Since its start in 2006, Amazon Web Services has grown to over 40 different services. Amazon Simple Storage Service (S3), our object store, and one of our first services, is now home to trillions of objects and core to many enterprise applications. S3 is used to store many kinds of data, including geo, genomic, and video data and facilitates parallel access to big data. Netflix considers S3 the “source of truth” for all its data warehousing.
The goal of this presentation is to illustrate best practice for open or shared geo-data in the cloud. To do so, it showcases a simple map tiling architecture, running on top of data stored in S3 and uses CloudFront (CDN), Elastic Beanstalk (Application Management), and EC2 (Compute) in combination with FOSS4G tools.

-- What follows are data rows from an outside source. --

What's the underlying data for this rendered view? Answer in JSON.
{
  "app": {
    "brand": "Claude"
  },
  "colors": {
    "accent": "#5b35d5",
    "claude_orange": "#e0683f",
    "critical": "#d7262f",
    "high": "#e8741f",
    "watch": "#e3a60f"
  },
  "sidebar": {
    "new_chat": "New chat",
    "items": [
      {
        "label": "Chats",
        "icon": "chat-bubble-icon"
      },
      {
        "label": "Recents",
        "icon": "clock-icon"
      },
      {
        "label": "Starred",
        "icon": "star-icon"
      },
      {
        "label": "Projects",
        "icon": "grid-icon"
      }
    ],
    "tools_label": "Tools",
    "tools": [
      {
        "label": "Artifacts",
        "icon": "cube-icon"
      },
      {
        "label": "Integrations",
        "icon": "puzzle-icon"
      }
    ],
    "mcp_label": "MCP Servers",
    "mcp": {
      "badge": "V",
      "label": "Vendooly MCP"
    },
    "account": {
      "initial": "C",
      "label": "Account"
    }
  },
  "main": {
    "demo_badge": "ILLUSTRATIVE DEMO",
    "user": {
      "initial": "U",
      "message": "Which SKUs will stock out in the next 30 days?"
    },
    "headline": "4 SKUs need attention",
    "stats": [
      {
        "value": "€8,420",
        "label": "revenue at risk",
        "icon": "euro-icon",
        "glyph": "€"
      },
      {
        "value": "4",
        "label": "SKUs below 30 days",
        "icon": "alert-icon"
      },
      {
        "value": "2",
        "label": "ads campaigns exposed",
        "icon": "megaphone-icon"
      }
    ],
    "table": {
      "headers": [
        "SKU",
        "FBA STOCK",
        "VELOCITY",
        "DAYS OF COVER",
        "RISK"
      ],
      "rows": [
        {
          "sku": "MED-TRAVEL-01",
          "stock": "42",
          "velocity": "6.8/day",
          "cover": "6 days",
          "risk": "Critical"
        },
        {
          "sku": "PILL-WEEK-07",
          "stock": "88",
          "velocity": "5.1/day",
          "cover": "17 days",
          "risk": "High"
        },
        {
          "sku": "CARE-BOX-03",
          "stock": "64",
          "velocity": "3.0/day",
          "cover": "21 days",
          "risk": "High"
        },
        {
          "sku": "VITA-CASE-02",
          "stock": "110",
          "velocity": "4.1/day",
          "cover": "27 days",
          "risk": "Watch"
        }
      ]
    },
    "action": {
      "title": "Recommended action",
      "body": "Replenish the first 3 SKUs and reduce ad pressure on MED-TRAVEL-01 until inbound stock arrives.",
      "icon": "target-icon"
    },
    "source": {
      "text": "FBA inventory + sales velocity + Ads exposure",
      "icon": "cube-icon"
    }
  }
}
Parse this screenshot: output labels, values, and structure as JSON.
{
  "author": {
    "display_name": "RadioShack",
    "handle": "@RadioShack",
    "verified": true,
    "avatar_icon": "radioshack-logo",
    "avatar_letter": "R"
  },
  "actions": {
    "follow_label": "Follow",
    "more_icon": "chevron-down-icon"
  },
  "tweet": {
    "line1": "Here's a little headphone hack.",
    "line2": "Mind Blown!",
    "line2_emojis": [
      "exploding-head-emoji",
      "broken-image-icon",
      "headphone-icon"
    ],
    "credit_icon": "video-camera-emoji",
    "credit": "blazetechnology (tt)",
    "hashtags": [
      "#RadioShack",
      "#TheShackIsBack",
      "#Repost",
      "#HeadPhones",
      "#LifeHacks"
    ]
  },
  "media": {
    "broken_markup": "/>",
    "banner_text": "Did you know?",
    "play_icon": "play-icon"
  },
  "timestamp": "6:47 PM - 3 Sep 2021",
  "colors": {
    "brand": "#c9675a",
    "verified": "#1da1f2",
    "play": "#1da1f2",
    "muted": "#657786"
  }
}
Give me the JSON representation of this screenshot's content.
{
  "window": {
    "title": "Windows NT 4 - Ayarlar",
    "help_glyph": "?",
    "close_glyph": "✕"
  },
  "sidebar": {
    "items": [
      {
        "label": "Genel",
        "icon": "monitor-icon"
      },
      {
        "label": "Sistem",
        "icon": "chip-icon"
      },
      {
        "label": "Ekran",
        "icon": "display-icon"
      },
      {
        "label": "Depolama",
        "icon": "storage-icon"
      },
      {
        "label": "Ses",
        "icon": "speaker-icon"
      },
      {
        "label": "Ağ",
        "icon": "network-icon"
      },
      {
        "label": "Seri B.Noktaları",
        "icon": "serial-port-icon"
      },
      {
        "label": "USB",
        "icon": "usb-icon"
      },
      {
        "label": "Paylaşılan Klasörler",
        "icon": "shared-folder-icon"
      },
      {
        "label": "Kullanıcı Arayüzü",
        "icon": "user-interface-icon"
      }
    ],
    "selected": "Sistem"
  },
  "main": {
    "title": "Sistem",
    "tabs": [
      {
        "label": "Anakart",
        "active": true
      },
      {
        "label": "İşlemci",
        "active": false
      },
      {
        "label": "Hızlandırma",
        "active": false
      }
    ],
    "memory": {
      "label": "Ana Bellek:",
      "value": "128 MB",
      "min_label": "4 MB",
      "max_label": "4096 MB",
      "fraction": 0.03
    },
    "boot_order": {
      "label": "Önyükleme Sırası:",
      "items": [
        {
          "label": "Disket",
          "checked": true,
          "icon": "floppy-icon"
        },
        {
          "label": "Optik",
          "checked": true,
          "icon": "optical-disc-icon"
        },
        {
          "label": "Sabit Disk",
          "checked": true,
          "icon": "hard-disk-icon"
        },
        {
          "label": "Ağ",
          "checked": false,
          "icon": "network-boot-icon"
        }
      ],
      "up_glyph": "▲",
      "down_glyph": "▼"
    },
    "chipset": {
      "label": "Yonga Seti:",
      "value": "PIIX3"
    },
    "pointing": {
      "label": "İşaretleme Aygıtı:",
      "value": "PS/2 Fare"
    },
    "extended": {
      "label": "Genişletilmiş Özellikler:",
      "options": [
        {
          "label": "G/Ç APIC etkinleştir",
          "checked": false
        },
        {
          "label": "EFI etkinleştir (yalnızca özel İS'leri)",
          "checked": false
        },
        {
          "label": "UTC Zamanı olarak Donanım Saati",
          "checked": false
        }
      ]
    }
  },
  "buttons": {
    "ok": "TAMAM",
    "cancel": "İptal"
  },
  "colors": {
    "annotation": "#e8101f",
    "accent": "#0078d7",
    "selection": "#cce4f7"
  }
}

The demo uses the USDA’s NAIP dataset (48TB), plus other higher resolution city data, to show how you can build global mapping services without pre-rendering tiles. Because the GeoTIFFs are stored in a requester-pays S3 bucket, anyone with an AWS account has immediate access to the source GeoTIFFs at the infrastructure level, allowing for parallel access by other systems and if necessary, bulk export. However, I will show that the cloud, because it supports both highly available and flexible compute, makes it unnecessary to move data, pointing to a new paradigm, made possible by cloud computing, where one set of GeoTIFFs can act as an authoritative source for any number of users.